Jeff Kallman's excellent The Easy Ace: A Journal of Classic Radio
is a wonderful place to spend hours on end, rediscovering the Golden Age of Radio
as it's meant to be discovered and celebrated. Article after article
is filled with a wonderful new vignette about Golden Age Radio History.
---The Digital Deli Online.

[I]n his matchless on-this-day approach to chronicling “yesteryear,”
he easily aces out a less organized mind like mine,
which promptly lapsed into a more idiosyncratic mode of relating the past.
---broadcastellan.

Tuesday, January 09, 2007

The Quaker Valley and the Fab Four: The Way It Was, 9 January

1922---Having received Federal Communications Commission sanction at last to change to the call letters, KQV (it stood for King of the Quaker Valley) hit the air in Pittsburgh under those letters. The station actually signed on the air under the birth letters 8ZAE a year earlier, under Doubleday Hill ownership.

Known since 1975 as an all-news station, KQV eventually became a beloved Pittsburgh Top Forty station. It also sparked a small controversy in September 1964, when it found a semantic loophole around a presumed agreement that a certain concert, and a pre-show press conference with the performers, would not be aired live.

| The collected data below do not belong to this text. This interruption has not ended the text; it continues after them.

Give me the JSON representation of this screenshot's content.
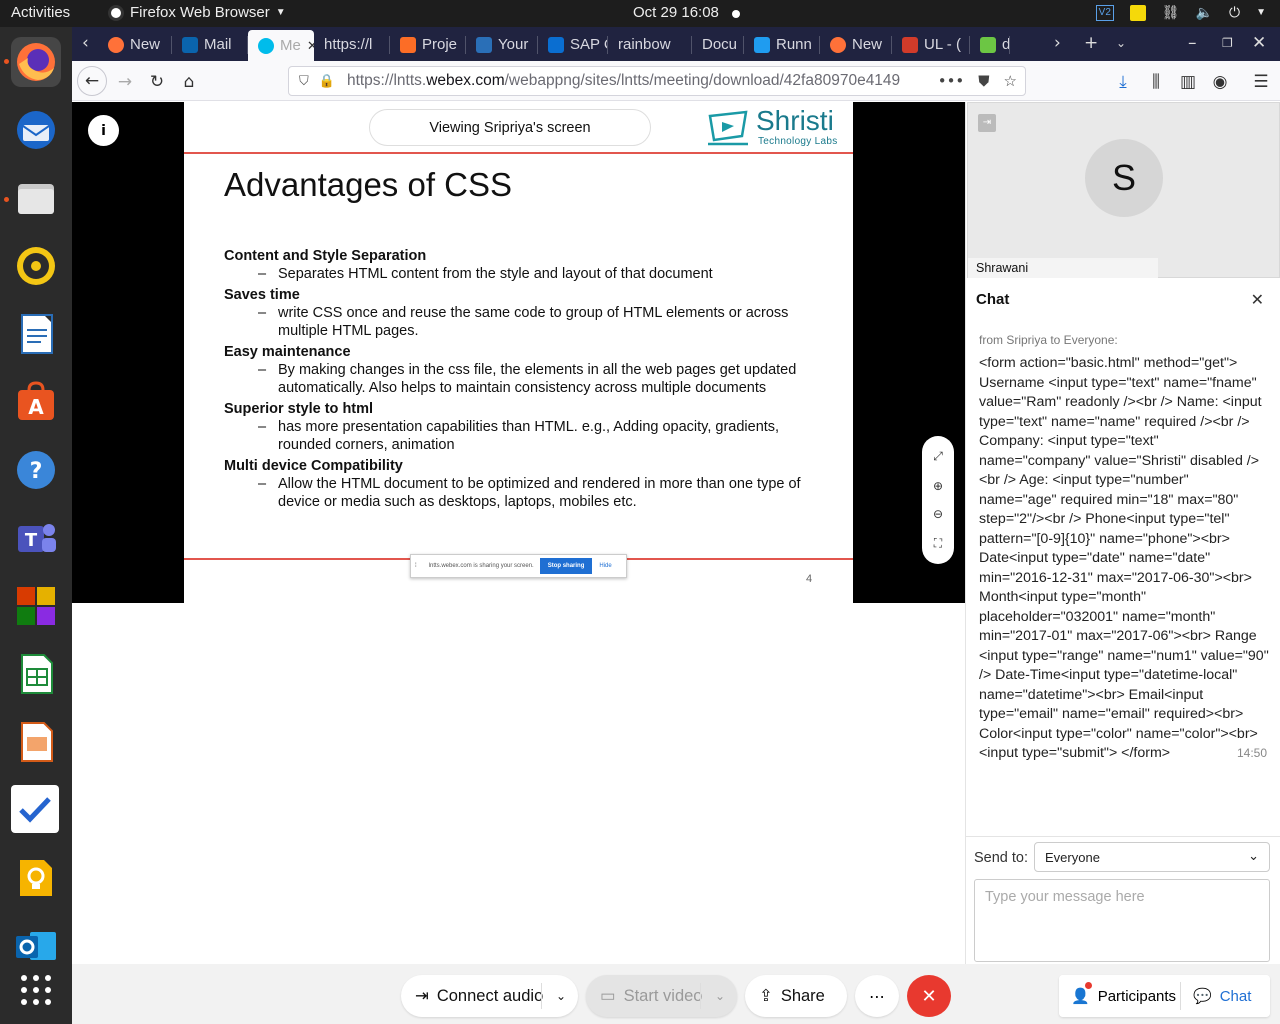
{
  "topbar": {
    "activities": "Activities",
    "app_name": "Firefox Web Browser",
    "clock": "Oct 29  16:08",
    "tray_vs": "V2"
  },
  "tabs": [
    {
      "label": "New",
      "icon": "firefox-icon",
      "color": "#ff7139"
    },
    {
      "label": "Mail",
      "icon": "outlook-icon",
      "color": "#0a64ad"
    },
    {
      "label": "Me",
      "icon": "webex-icon",
      "color": "#00bceb",
      "active": true
    },
    {
      "label": "https://l",
      "icon": "",
      "color": ""
    },
    {
      "label": "Proje",
      "icon": "gitlab-icon",
      "color": "#fc6d26"
    },
    {
      "label": "Your",
      "icon": "si-icon",
      "color": "#2a6fb7"
    },
    {
      "label": "SAP C",
      "icon": "sap-icon",
      "color": "#0a6ed1"
    },
    {
      "label": "rainbow",
      "icon": "",
      "color": ""
    },
    {
      "label": "Docu",
      "icon": "",
      "color": ""
    },
    {
      "label": "Runn",
      "icon": "vscode-icon",
      "color": "#1f9cf0"
    },
    {
      "label": "New",
      "icon": "firefox-icon",
      "color": "#ff7139"
    },
    {
      "label": "UL - (",
      "icon": "ul-icon",
      "color": "#d23b2a"
    },
    {
      "label": "d",
      "icon": "github-icon",
      "color": "#6cc644"
    }
  ],
  "url": {
    "prefix": "https://lntts.",
    "domain": "webex.com",
    "path": "/webappng/sites/lntts/meeting/download/42fa80970e4149"
  },
  "slide": {
    "viewing": "Viewing Sripriya's screen",
    "logo_name": "Shristi",
    "logo_sub": "Technology Labs",
    "title": "Advantages of CSS",
    "sections": [
      {
        "heading": "Content and Style Separation",
        "items": [
          "Separates HTML content from the style and layout of that document"
        ]
      },
      {
        "heading": "Saves time",
        "items": [
          "write CSS once and reuse the same code to group of HTML elements or across multiple HTML pages."
        ]
      },
      {
        "heading": "Easy maintenance",
        "items": [
          "By making changes in the css file, the elements in all the web pages get updated automatically. Also helps to maintain consistency across multiple documents"
        ]
      },
      {
        "heading": "Superior style to html",
        "items": [
          "has more presentation capabilities than HTML. e.g., Adding opacity, gradients, rounded corners, animation"
        ]
      },
      {
        "heading": "Multi device Compatibility",
        "items": [
          "Allow the HTML document to be optimized  and rendered in more than one type of device or media such as desktops, laptops, mobiles etc."
        ]
      }
    ],
    "share_text": "lntts.webex.com is sharing your screen.",
    "stop_sharing": "Stop sharing",
    "hide": "Hide",
    "page_number": "4"
  },
  "participant": {
    "initial": "S",
    "name": "Shrawani"
  },
  "chat": {
    "title": "Chat",
    "from": "from Sripriya to Everyone:",
    "message": "<form action=\"basic.html\" method=\"get\"> Username <input type=\"text\" name=\"fname\" value=\"Ram\" readonly /><br /> Name: <input type=\"text\" name=\"name\" required /><br /> Company: <input type=\"text\" name=\"company\" value=\"Shristi\" disabled /><br /> Age: <input type=\"number\" name=\"age\" required min=\"18\" max=\"80\" step=\"2\"/><br /> Phone<input type=\"tel\" pattern=\"[0-9]{10}\" name=\"phone\"><br> Date<input type=\"date\" name=\"date\" min=\"2016-12-31\" max=\"2017-06-30\"><br> Month<input type=\"month\" placeholder=\"032001\" name=\"month\" min=\"2017-01\" max=\"2017-06\"><br> Range <input type=\"range\" name=\"num1\" value=\"90\" /> Date-Time<input type=\"datetime-local\" name=\"datetime\"><br> Email<input type=\"email\" name=\"email\" required><br> Color<input type=\"color\" name=\"color\"><br> <input type=\"submit\"> </form>",
    "time": "14:50",
    "send_to_label": "Send to:",
    "send_to_value": "Everyone",
    "placeholder": "Type your message here"
  },
  "controls": {
    "connect_audio": "Connect audio",
    "start_video": "Start video",
    "share": "Share",
    "more": "⋯",
    "participants": "Participants",
    "chat": "Chat"
  },
  "colors": {
    "accent": "#1f6fd3",
    "end_call": "#e8392f",
    "slide_rule": "#e2564d",
    "brand_teal": "#1a7a8c"
  }
}
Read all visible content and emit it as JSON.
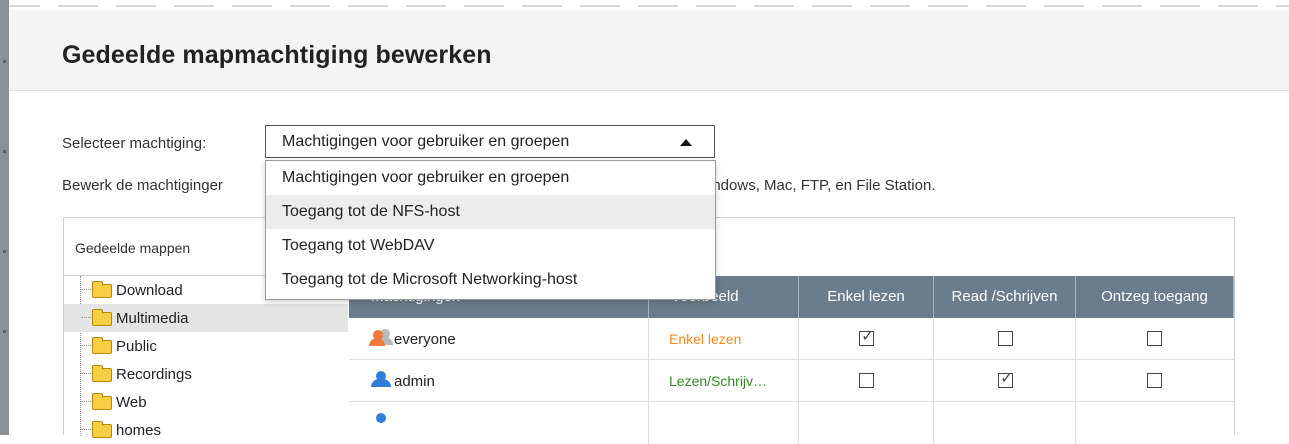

KQV beat it by playing both the press conference and the Pittsburgh Civic Arena concert on thirty-minute tape delays. Apparently, that didn't compromise a reputed friendly relationship between the artists and KQV. You may have heard of the artists: The Beatles.

1949: ALLEN & ALLEN---Humourist and longtime admirer H. Allen Smith joins in an offbeat literary panel on tonight's edition of The Fred Allen Show (NBC).